Très net dans sa conception, découpage en dix chapitres bien illustrés, un par œuvre, adoptant sans surprise la chronologie de parution, et très direct par son style sans circonvolutions, le livre se lit d’une traite avec un intérêt constant, voire même croissant dans les deux derniers chapitres, grâce à la mise en boîte des quatorze éléments puzzle de « Building stories » (Chris Ware, 2012), qui renvoie manifestement à « La-Boîte-en-valise » de Marcel Duchamp, réalisée en 20 exemplaires entre 1936 et 1941 ; grâce également à la trilogie en quatre volumes, quelque peu mégalo, de Jens Harder, « Le Grand récit : Alpha, Beta, [Gamma] », (inachevé : seuls Alpha et Beta 1 sont parus), qui ambitionne de raconter l’histoire de la vie sur terre, depuis le Big Bang jusqu’à nos jours, ni plus ni moins, en mode documentaire et en travaillant essentiellement sur du « visuel existant ». L’expansionnisme du titre et la forme pyramidale de l’image de couverture ne sont d’ailleurs pas anodines, si l’on songe que le bouquin s’achève sur l’examen de cette BD.

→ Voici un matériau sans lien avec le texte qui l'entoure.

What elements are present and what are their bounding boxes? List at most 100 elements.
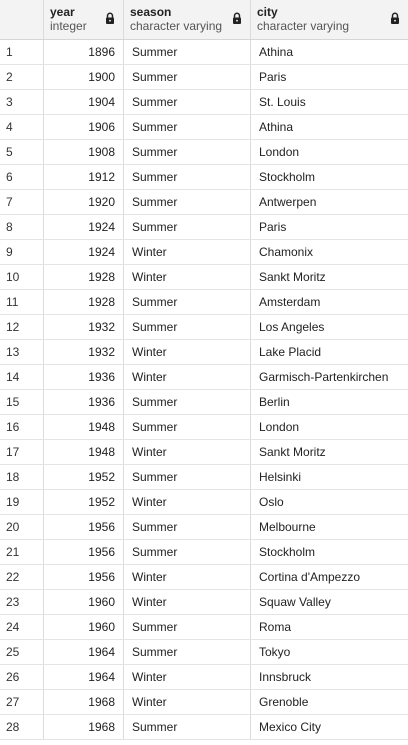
table-row[interactable]: 15 1936 Summer Berlin [0, 390, 408, 415]
cell-year[interactable]: 1956 [44, 565, 124, 589]
table-row[interactable]: 1 1896 Summer Athina [0, 40, 408, 65]
cell-season[interactable]: Summer [124, 390, 251, 414]
cell-year[interactable]: 1920 [44, 190, 124, 214]
table-row[interactable]: 13 1932 Winter Lake Placid [0, 340, 408, 365]
cell-season[interactable]: Summer [124, 90, 251, 114]
cell-year[interactable]: 1952 [44, 490, 124, 514]
cell-year[interactable]: 1948 [44, 415, 124, 439]
cell-season[interactable]: Summer [124, 40, 251, 64]
cell-year[interactable]: 1906 [44, 115, 124, 139]
cell-season[interactable]: Winter [124, 490, 251, 514]
row-number[interactable]: 10 [0, 265, 44, 289]
cell-city[interactable]: Paris [259, 70, 287, 84]
table-row[interactable]: 21 1956 Summer Stockholm [0, 540, 408, 565]
cell-city[interactable]: Stockholm [259, 545, 316, 559]
cell-city[interactable]: Squaw Valley [259, 595, 331, 609]
cell-city[interactable]: Athina [259, 45, 294, 59]
cell-city[interactable]: Stockholm [259, 170, 316, 184]
row-number[interactable]: 16 [0, 415, 44, 439]
table-row[interactable]: 2 1900 Summer Paris [0, 65, 408, 90]
row-number[interactable]: 26 [0, 665, 44, 689]
table-row[interactable]: 27 1968 Winter Grenoble [0, 690, 408, 715]
cell-year[interactable]: 1948 [44, 440, 124, 464]
table-row[interactable]: 3 1904 Summer St. Louis [0, 90, 408, 115]
cell-city[interactable]: Amsterdam [259, 295, 321, 309]
cell-year[interactable]: 1904 [44, 90, 124, 114]
cell-city[interactable]: Berlin [259, 395, 290, 409]
table-row[interactable]: 23 1960 Winter Squaw Valley [0, 590, 408, 615]
row-number[interactable]: 2 [0, 65, 44, 89]
cell-year[interactable]: 1936 [44, 365, 124, 389]
cell-season[interactable]: Summer [124, 515, 251, 539]
table-row[interactable]: 18 1952 Summer Helsinki [0, 465, 408, 490]
row-number[interactable]: 20 [0, 515, 44, 539]
cell-city[interactable]: Innsbruck [259, 670, 312, 684]
row-number[interactable]: 18 [0, 465, 44, 489]
row-number[interactable]: 22 [0, 565, 44, 589]
cell-city[interactable]: Lake Placid [259, 345, 322, 359]
table-row[interactable]: 19 1952 Winter Oslo [0, 490, 408, 515]
cell-year[interactable]: 1968 [44, 715, 124, 739]
cell-season[interactable]: Summer [124, 165, 251, 189]
cell-year[interactable]: 1964 [44, 665, 124, 689]
cell-city[interactable]: Melbourne [259, 520, 316, 534]
table-row[interactable]: 20 1956 Summer Melbourne [0, 515, 408, 540]
cell-season[interactable]: Summer [124, 190, 251, 214]
cell-season[interactable]: Summer [124, 215, 251, 239]
cell-year[interactable]: 1924 [44, 215, 124, 239]
row-number[interactable]: 17 [0, 440, 44, 464]
cell-season[interactable]: Winter [124, 265, 251, 289]
row-number[interactable]: 15 [0, 390, 44, 414]
cell-season[interactable]: Summer [124, 140, 251, 164]
row-number[interactable]: 3 [0, 90, 44, 114]
table-row[interactable]: 22 1956 Winter Cortina d'Ampezzo [0, 565, 408, 590]
cell-year[interactable]: 1896 [44, 40, 124, 64]
cell-city[interactable]: London [259, 145, 300, 159]
table-row[interactable]: 6 1912 Summer Stockholm [0, 165, 408, 190]
cell-city[interactable]: Antwerpen [259, 195, 317, 209]
row-number[interactable]: 25 [0, 640, 44, 664]
row-number[interactable]: 7 [0, 190, 44, 214]
table-row[interactable]: 25 1964 Summer Tokyo [0, 640, 408, 665]
cell-city[interactable]: Cortina d'Ampezzo [259, 570, 361, 584]
cell-season[interactable]: Winter [124, 240, 251, 264]
column-header-season[interactable]: season character varying [124, 0, 251, 39]
cell-season[interactable]: Summer [124, 540, 251, 564]
row-number[interactable]: 13 [0, 340, 44, 364]
row-number[interactable]: 27 [0, 690, 44, 714]
table-row[interactable]: 10 1928 Winter Sankt Moritz [0, 265, 408, 290]
cell-season[interactable]: Summer [124, 315, 251, 339]
cell-year[interactable]: 1956 [44, 515, 124, 539]
cell-year[interactable]: 1960 [44, 590, 124, 614]
cell-city[interactable]: Helsinki [259, 470, 302, 484]
cell-season[interactable]: Summer [124, 715, 251, 739]
cell-city[interactable]: Garmisch-Partenkirchen [259, 370, 389, 384]
row-number[interactable]: 1 [0, 40, 44, 64]
table-row[interactable]: 4 1906 Summer Athina [0, 115, 408, 140]
table-row[interactable]: 5 1908 Summer London [0, 140, 408, 165]
row-number[interactable]: 28 [0, 715, 44, 739]
table-row[interactable]: 16 1948 Summer London [0, 415, 408, 440]
column-header-city[interactable]: city character varying [251, 0, 408, 39]
row-number[interactable]: 6 [0, 165, 44, 189]
table-row[interactable]: 12 1932 Summer Los Angeles [0, 315, 408, 340]
cell-season[interactable]: Winter [124, 565, 251, 589]
cell-season[interactable]: Winter [124, 690, 251, 714]
cell-season[interactable]: Summer [124, 115, 251, 139]
cell-year[interactable]: 1956 [44, 540, 124, 564]
cell-city[interactable]: Athina [259, 120, 294, 134]
row-number[interactable]: 9 [0, 240, 44, 264]
cell-city[interactable]: Los Angeles [259, 320, 325, 334]
cell-season[interactable]: Winter [124, 590, 251, 614]
cell-season[interactable]: Summer [124, 465, 251, 489]
cell-city[interactable]: Sankt Moritz [259, 270, 326, 284]
cell-city[interactable]: Grenoble [259, 695, 309, 709]
cell-city[interactable]: Mexico City [259, 720, 322, 734]
row-number[interactable]: 19 [0, 490, 44, 514]
cell-city[interactable]: Chamonix [259, 245, 314, 259]
cell-year[interactable]: 1912 [44, 165, 124, 189]
cell-season[interactable]: Summer [124, 415, 251, 439]
row-number[interactable]: 12 [0, 315, 44, 339]
cell-city[interactable]: St. Louis [259, 95, 306, 109]
cell-year[interactable]: 1964 [44, 640, 124, 664]
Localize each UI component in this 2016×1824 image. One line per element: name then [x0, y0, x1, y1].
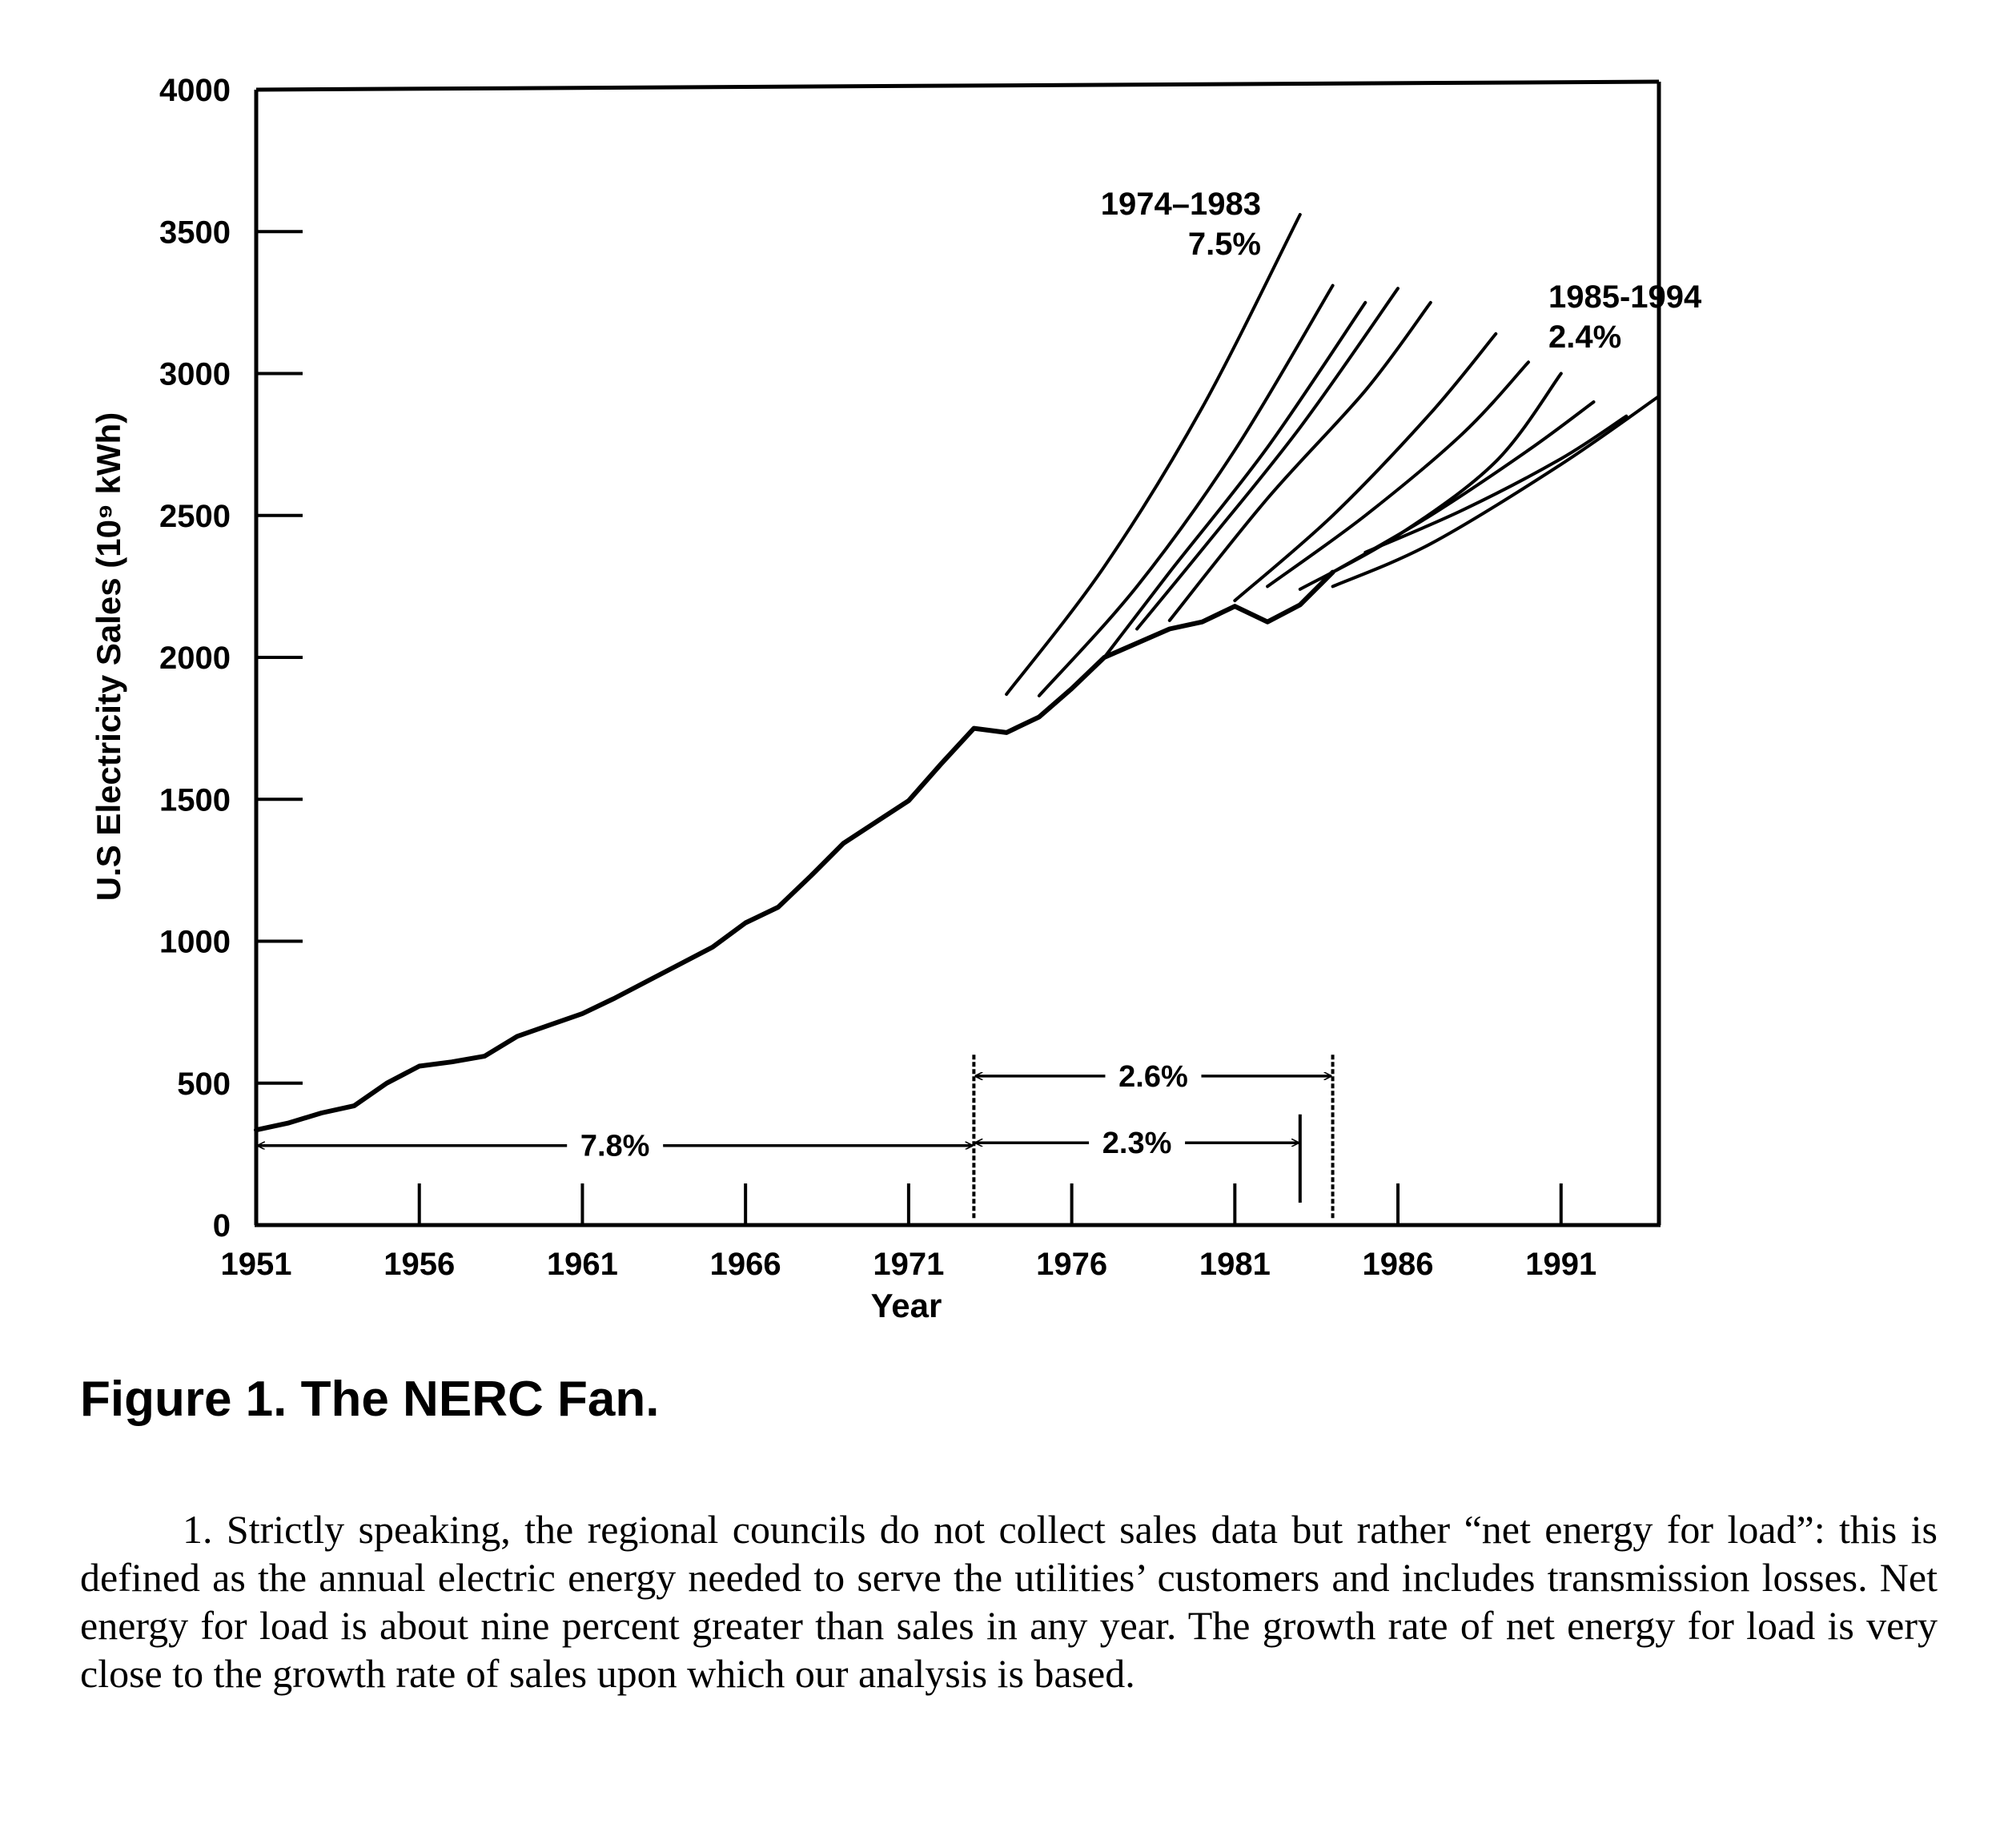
actual-series	[254, 569, 1335, 1133]
y-axis-title: U.S Electricity Sales (10⁹ kWh)	[90, 412, 127, 902]
x-tick-label: 1991	[1525, 1247, 1596, 1282]
forecast-line-3	[1102, 300, 1367, 659]
y-tick-label: 3000	[159, 357, 231, 392]
x-tick-label: 1956	[384, 1247, 455, 1282]
annotation-high-rate: 7.5%	[1188, 227, 1261, 262]
y-tick-label: 2000	[159, 641, 231, 676]
y-tick-label: 3500	[159, 215, 231, 250]
actual-sales-line	[254, 569, 1335, 1133]
x-axis-title: Year	[871, 1287, 942, 1324]
forecast-line-1	[1005, 213, 1302, 697]
rate-label: 2.3%	[1102, 1127, 1172, 1160]
rate-label: 2.6%	[1118, 1060, 1188, 1094]
forecast-lines	[1005, 213, 1661, 697]
x-tick-label: 1961	[547, 1247, 618, 1282]
annotation-low-years: 1985-1994	[1548, 279, 1702, 315]
figure-caption: Figure 1. The NERC Fan.	[80, 1372, 660, 1427]
forecast-line-6	[1233, 331, 1498, 603]
y-tick-label: 4000	[159, 73, 231, 108]
y-tick-label: 1500	[159, 782, 231, 818]
annotation-low-rate: 2.4%	[1548, 319, 1621, 355]
forecast-line-11	[1331, 394, 1661, 589]
forecast-line-2	[1037, 283, 1335, 697]
x-tick-label: 1976	[1036, 1247, 1107, 1282]
footnote: 1. Strictly speaking, the regional counc…	[80, 1507, 1938, 1696]
forecast-line-9	[1331, 400, 1596, 574]
forecast-line-4	[1135, 287, 1400, 631]
plot-frame-top	[255, 79, 1660, 92]
x-tick-label: 1981	[1199, 1247, 1271, 1282]
annotation-high-years: 1974–1983	[1101, 187, 1261, 222]
x-tick-label: 1971	[873, 1247, 944, 1282]
y-axis-ticks: 0 500 1000 1500 2000 2500 3000 3500 4000	[159, 73, 303, 1243]
y-tick-label: 500	[177, 1067, 231, 1102]
rate-label: 7.8%	[580, 1130, 650, 1163]
y-tick-label: 1000	[159, 925, 231, 960]
x-tick-label: 1966	[710, 1247, 781, 1282]
y-tick-label: 2500	[159, 499, 231, 534]
y-tick-label: 0	[213, 1208, 231, 1243]
forecast-line-10	[1363, 414, 1628, 554]
x-axis-ticks: 1951 1956 1961 1966 1971 1976 1981 1986 1991	[221, 1183, 1596, 1282]
forecast-line-7	[1266, 360, 1530, 589]
forecast-line-5	[1167, 300, 1432, 622]
x-tick-label: 1986	[1363, 1247, 1434, 1282]
growth-rate-arrows: 7.8% 2.6% 2.3%	[258, 1055, 1335, 1219]
x-tick-label: 1951	[221, 1247, 292, 1282]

Cette poignée de chefs-d’œuvre qui parlent donc, à leur façon et chacun leur tour, parfois tous ensemble, du neuvième art, ont à chaque fois « ouvert une brèche, concrétisé une avancée ». S’ils marquent des ruptures, ils n’en échappent pas moins à un processus de banalisation, de récupération, d’exploitation. Sélection « arbitraire », internationale, qui est introduite par « La Ballade de la mer salée », un des premiers romans graphiques à forte connotation littéraire revendiquée, où se marie l’aventure et la poésie (Hugo Pratt, 1967). Arbitraire, certes, mais convaincante sélection, dans la mesure où elle est représentative de ce qui s’est joué, en cinquante ans de BD, et que le titre énonce clairement : profusion des formes graphiques et narratives.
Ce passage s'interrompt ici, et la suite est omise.